District 204 parents get primer on cyber-bullying

An expert in cyber crimes said parents should monitor their children's cell phone communications as means to prevent cyber-bullying.  |  Photo illustration by Suzanne Baker ~ Sun-Times Media
An expert in cyber crimes said parents should monitor their children's cell phone communications as means to prevent cyber-bullying. | Photo illustration by Suzanne Baker ~ Sun-Times Media
Suzanne Baker
March 28 8:54 p.m.
Five Cyber Safety tips Naperville Police Det. Richard Wistocki offered parents tips to help protect children against cyber crimes. Here are a five: 1. When it comes to video chatting, tell kids to use the 3 P Rule. Never say anything you wouldn’t say to your principal, parents or priest. 2. Parents should know their children’s phone slide codes and passwords to any applications or e-mail accounts 3. Don’t let kids charge their phones in their rooms, or use parental controls to turn off phone access at night. 4. Don’t allow kids to access the Internet at a friends’ house. If they do, change the password and security question when they come home. 5. Turn off the geotagging information on a phone’s camera. Local markers not only alert predators where children live, but lets anyone know when the family is out of the house or on vacation.

Parents who say “my kid would never” are burying their head in the sand, according to Det. Richard Wistocki of the Naperville Police Department High Technology Crimes Unit.

His hard-hitting statement was part of a presentation he gave to parents Thursday at Scullen Middle School in Naperville to provide them with the tools they’ll need to track their children’s social media movements and learn how to deal with potential illegal activity.

Like many high schools and middle schools across the country, Indian Prairie’s Scullen Middle School is not immune to problems of cyber-bullying and sextortion. During the talk, School Resource Officer Juan Leon said he’s been dealing with several cases involving students sending texts and pictures of a sexual nature to one another.

Wistocki said children don’t understand the ripple effect of sending out pictures because a collection of photos can amount to child pornography, a serious crime.

“We don’t want to make children sex offenders. It would be on their record for the rest of their lives,” he said.

Scullen Principal Mark Truckenbrod told the roughly 50 parents in attendances that adults need to catch up with the latest technology.

“We are here tonight because of the activity that’s out there is progressing socially online,” he said.

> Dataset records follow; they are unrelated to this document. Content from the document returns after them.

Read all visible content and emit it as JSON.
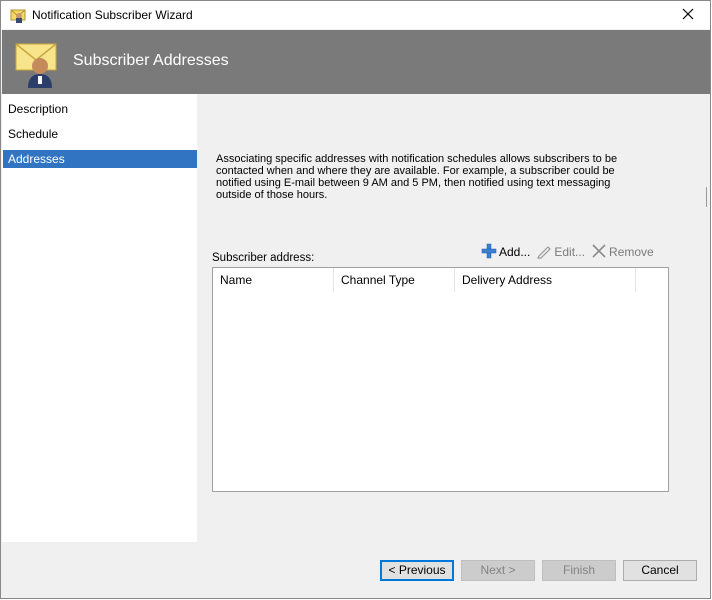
{
  "window": {
    "title": "Notification Subscriber Wizard",
    "icon": "subscriber-wizard-icon",
    "close_icon": "close-icon"
  },
  "header": {
    "title": "Subscriber Addresses",
    "icon": "envelope-user-icon",
    "background": "#7a7a7a"
  },
  "sidebar": {
    "items": [
      {
        "label": "Description",
        "selected": false
      },
      {
        "label": "Schedule",
        "selected": false
      },
      {
        "label": "Addresses",
        "selected": true
      }
    ],
    "selected_color": "#3074c2"
  },
  "main": {
    "description": "Associating specific addresses with notification schedules allows subscribers to be contacted when and where they are available. For example, a subscriber could be notified using E-mail between 9 AM and 5 PM, then notified using text messaging outside of those hours.",
    "address_label": "Subscriber address:",
    "toolbar": {
      "add": {
        "label": "Add...",
        "icon": "add-icon",
        "enabled": true
      },
      "edit": {
        "label": "Edit...",
        "icon": "pencil-icon",
        "enabled": false
      },
      "remove": {
        "label": "Remove",
        "icon": "x-icon",
        "enabled": false
      }
    },
    "table": {
      "columns": [
        "Name",
        "Channel Type",
        "Delivery Address"
      ],
      "rows": []
    }
  },
  "footer": {
    "previous": "< Previous",
    "next": "Next >",
    "finish": "Finish",
    "cancel": "Cancel"
  }
}
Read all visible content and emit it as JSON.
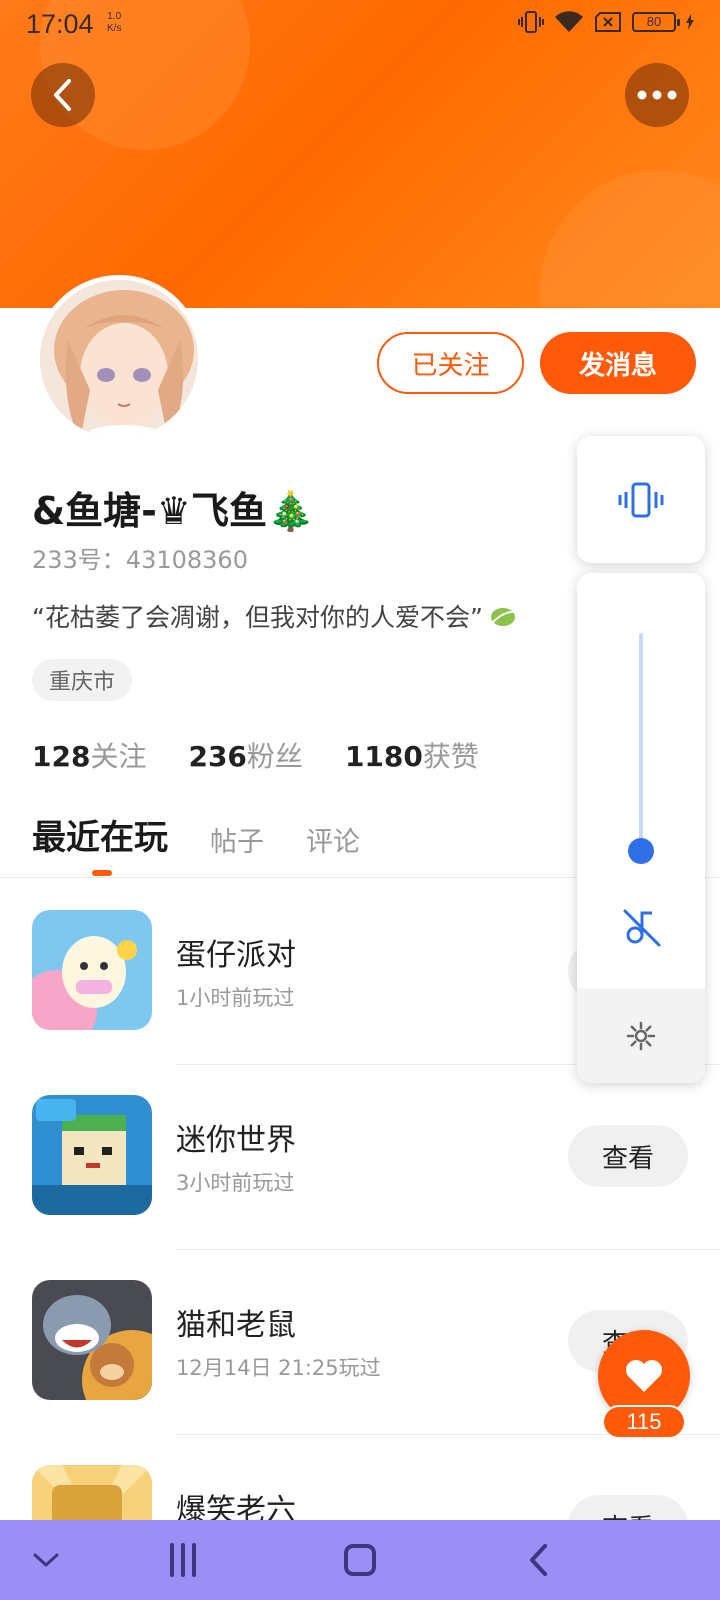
{
  "status_bar": {
    "time": "17:04",
    "speed_value": "1.0",
    "speed_unit": "K/s",
    "battery": "80"
  },
  "profile": {
    "follow_button": "已关注",
    "message_button": "发消息",
    "username": "&鱼塘-♛飞鱼🎄",
    "user_id": "233号：43108360",
    "bio": "“花枯萎了会凋谢，但我对你的人爱不会”",
    "location": "重庆市"
  },
  "stats": [
    {
      "value": "128",
      "label": "关注"
    },
    {
      "value": "236",
      "label": "粉丝"
    },
    {
      "value": "1180",
      "label": "获赞"
    }
  ],
  "tabs": [
    {
      "label": "最近在玩",
      "active": true
    },
    {
      "label": "帖子",
      "active": false
    },
    {
      "label": "评论",
      "active": false
    }
  ],
  "games": [
    {
      "name": "蛋仔派对",
      "time": "1小时前玩过",
      "button": "查看"
    },
    {
      "name": "迷你世界",
      "time": "3小时前玩过",
      "button": "查看"
    },
    {
      "name": "猫和老鼠",
      "time": "12月14日 21:25玩过",
      "button": "查看"
    },
    {
      "name": "爆笑老六",
      "time": "",
      "button": "查看"
    }
  ],
  "volume_panel": {
    "level_fraction": 0.05,
    "accent": "#2f6fe6"
  },
  "like": {
    "count": "115"
  },
  "colors": {
    "accent": "#ff5a0a",
    "nav_bar": "#9b8ff5"
  }
}
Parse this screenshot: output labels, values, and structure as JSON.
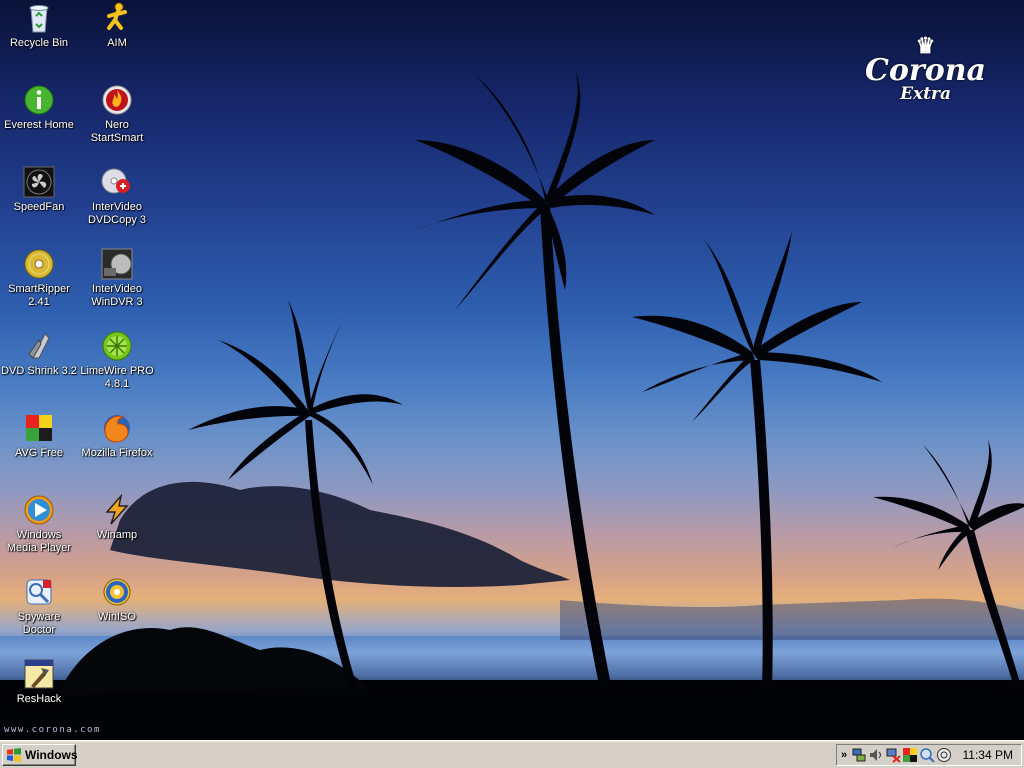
{
  "brand": {
    "name": "Corona",
    "sub": "Extra"
  },
  "watermark": "www.corona.com",
  "desktop_icons": [
    {
      "label": "Recycle Bin",
      "icon": "recycle-bin-icon"
    },
    {
      "label": "AIM",
      "icon": "aim-running-man-icon"
    },
    {
      "label": "Everest Home",
      "icon": "everest-info-icon"
    },
    {
      "label": "Nero\nStartSmart",
      "icon": "nero-flame-icon"
    },
    {
      "label": "SpeedFan",
      "icon": "speedfan-fan-icon"
    },
    {
      "label": "InterVideo\nDVDCopy 3",
      "icon": "dvd-copy-icon"
    },
    {
      "label": "SmartRipper\n2.41",
      "icon": "disc-gold-icon"
    },
    {
      "label": "InterVideo\nWinDVR 3",
      "icon": "windvr-icon"
    },
    {
      "label": "DVD Shrink 3.2",
      "icon": "dvd-shrink-icon"
    },
    {
      "label": "LimeWire PRO\n4.8.1",
      "icon": "limewire-icon"
    },
    {
      "label": "AVG Free",
      "icon": "avg-icon"
    },
    {
      "label": "Mozilla Firefox",
      "icon": "firefox-icon"
    },
    {
      "label": "Windows\nMedia Player",
      "icon": "media-player-icon"
    },
    {
      "label": "Winamp",
      "icon": "winamp-icon"
    },
    {
      "label": "Spyware\nDoctor",
      "icon": "spyware-doctor-icon"
    },
    {
      "label": "WinISO",
      "icon": "winiso-icon"
    },
    {
      "label": "ResHack",
      "icon": "reshack-icon"
    }
  ],
  "taskbar": {
    "start_label": "Windows",
    "clock": "11:34 PM",
    "tray_icons": [
      "network-icon",
      "volume-icon",
      "network-disconnected-icon",
      "avg-tray-icon",
      "spyware-tray-icon",
      "limewire-tray-icon"
    ]
  },
  "colors": {
    "taskbar": "#d4d0c8",
    "sky_top": "#0a1238",
    "sky_mid": "#2f5fb0",
    "horizon": "#e5b07a"
  }
}
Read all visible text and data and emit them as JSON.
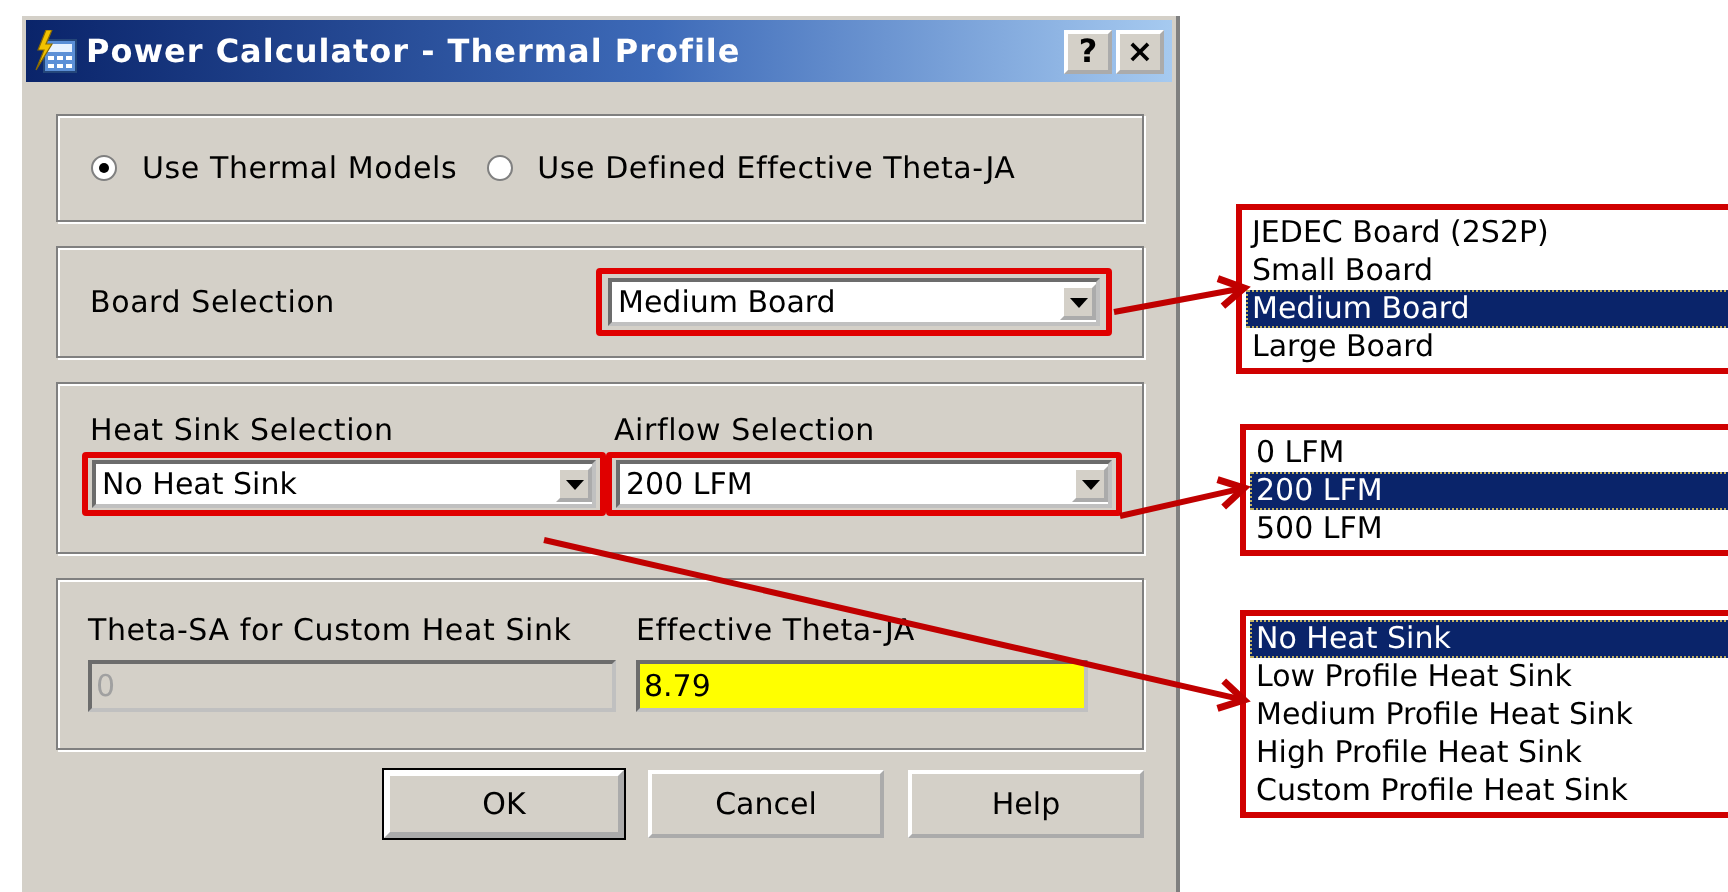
{
  "window": {
    "title": "Power Calculator - Thermal Profile",
    "title_buttons": [
      "?",
      "×"
    ]
  },
  "model_options": [
    {
      "label": "Use Thermal Models",
      "selected": true
    },
    {
      "label": "Use Defined Effective Theta-JA",
      "selected": false
    }
  ],
  "board_selection": {
    "label": "Board Selection",
    "value": "Medium Board",
    "highlighted": true
  },
  "heat_sink_selection": {
    "label": "Heat Sink Selection",
    "value": "No Heat Sink",
    "highlighted": true
  },
  "airflow_selection": {
    "label": "Airflow Selection",
    "value": "200 LFM",
    "highlighted": true
  },
  "theta_sa": {
    "label": "Theta-SA for Custom Heat Sink",
    "value": "0",
    "disabled": true
  },
  "effective_theta_ja": {
    "label": "Effective Theta-JA",
    "value": "8.79",
    "highlighted": true
  },
  "buttons": [
    {
      "label": "OK",
      "default": true
    },
    {
      "label": "Cancel",
      "default": false
    },
    {
      "label": "Help",
      "default": false
    }
  ],
  "dropdown_lists": [
    {
      "items": [
        {
          "label": "JEDEC Board (2S2P)",
          "selected": false
        },
        {
          "label": "Small Board",
          "selected": false
        },
        {
          "label": "Medium Board",
          "selected": true
        },
        {
          "label": "Large Board",
          "selected": false
        }
      ]
    },
    {
      "items": [
        {
          "label": "0 LFM",
          "selected": false
        },
        {
          "label": "200 LFM",
          "selected": true
        },
        {
          "label": "500 LFM",
          "selected": false
        }
      ]
    },
    {
      "items": [
        {
          "label": "No Heat Sink",
          "selected": true
        },
        {
          "label": "Low Profile Heat Sink",
          "selected": false
        },
        {
          "label": "Medium Profile Heat Sink",
          "selected": false
        },
        {
          "label": "High Profile Heat Sink",
          "selected": false
        },
        {
          "label": "Custom Profile Heat Sink",
          "selected": false
        }
      ]
    }
  ]
}
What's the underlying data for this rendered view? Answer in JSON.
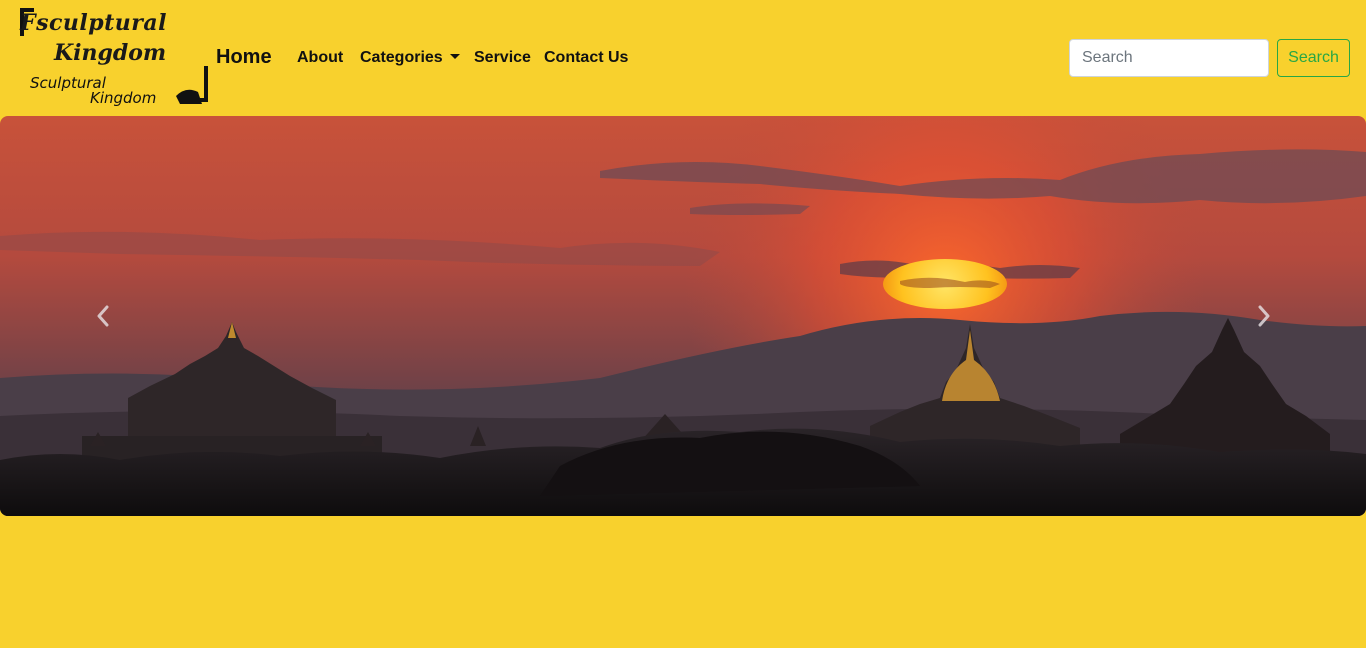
{
  "navbar": {
    "logo": {
      "line1": "Fsculptural",
      "line2": "Kingdom",
      "line3": "Sculptural",
      "line4": "Kingdom"
    },
    "brand": "Home",
    "links": [
      "About",
      "Categories",
      "Service",
      "Contact Us"
    ],
    "search": {
      "placeholder": "Search",
      "value": "",
      "button_label": "Search"
    }
  },
  "carousel": {
    "image_icon": "sunset-pagodas-image",
    "prev_icon": "chevron-left-icon",
    "next_icon": "chevron-right-icon"
  },
  "colors": {
    "page_background": "#f8d12d",
    "search_button": "#28a745",
    "nav_text": "#111111"
  }
}
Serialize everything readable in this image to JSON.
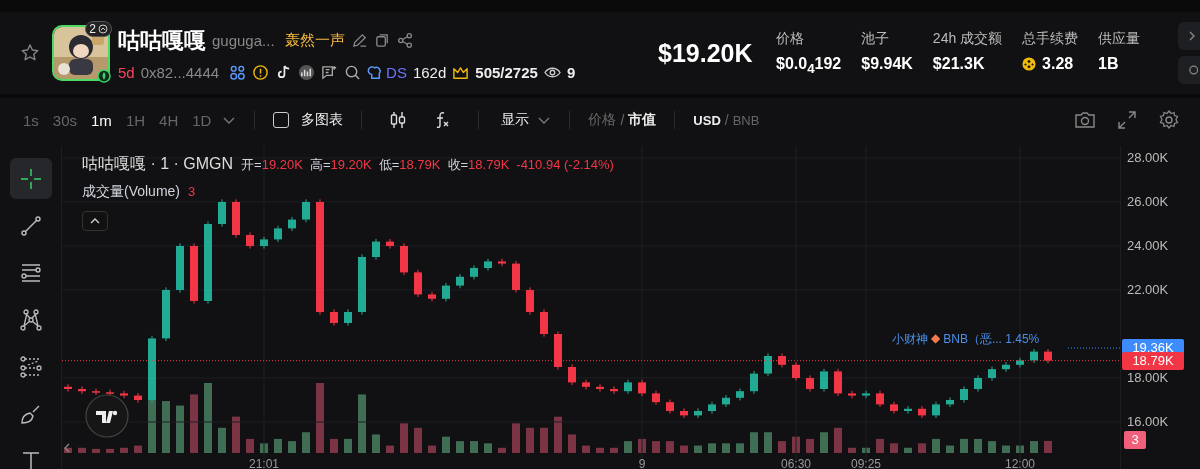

While parents might not understand some of the technology, like a photo safe that requires a code to open hidden photo galleries on a phone, Truckenbrod said his students know and have them on their phones.

No privacy for kids

Wistocki stressed that parents need to get rid of the notion that phones, tablets or computers are personal or that viewing information on such pieces of technology is an invasion of a child’s privacy.

“There is no such thing as privacy for children,” he said.

Wistocki said parents need to know who their children are communicating with on the Internet or their cell phones and what applications they’re using.

He said social media culture is centered on sharing, whether it is information or pictures.

“If I send you a picture, you owe me one,” he said. “What we’re dealing with are 13- and 14-year-old boys who are getting pictures of your girls.”

The problem is that the photos can get passed along to others who use the images as leverage. Cyber-bullying occurs when a child or teen is embarrassed, humiliated, harassed, tormented or targeted by another person using the Internet or other form of communication, like a cell phone.

In cases of cyber-bulling at schools in Naperville, Wistocki said police try to get both parties to the table to resolve the situation and learn from the experience.

Predators lurking

Beyond classmates, pictures sometimes wind up in the hands of sexual predators who troll sites looking for prey.

Popular online or phone games, such as Words With Friends, Draw Something, Call of Duty and Minecraft, are havens for predators to befriend children, Wistocki said. He said parents need to tell their children never to leave a game to have a private conversation through messaging or video chat.

“What happens in sextortion is they think they’re talking to someone their age,” Wistocki said.

It starts with sharing photos, then the recipient demands a video. Wistocki said the adolescent often is told that if she doesn’t give a video, the person will send the photo to everyone in their contact list. He said the young girl starts to feel trapped and thinks that one video will make the person go away, but in reality that just feeds demand for more videos.

Wistocki calls for parents to institute a “golden ticket” policy, whereby children know they will not be punished if they come forward about one bad decision.

“Odds are that the person is doing it to someone else, and your child will not be sorry for her life,” he said.

Parents must have access

Prevention is easy, as long as parents are willing to monitor their children’s social media behavior.

It starts by having full access to phones, computers, iPads or tablets.

Wistocki said programs such as SpectorSoft and Shield Genie allow parents to monitor computer activity. He also recommends My Mobile Watchdog for tracking activity on Android phones.

Because iPhones don’t allow tracking, he said parents must be vigilant to grab their children’s phones and look at the conversations and applications and be willing to remove applications such as kik and which are inappropriate for children because of the often highly sexual content.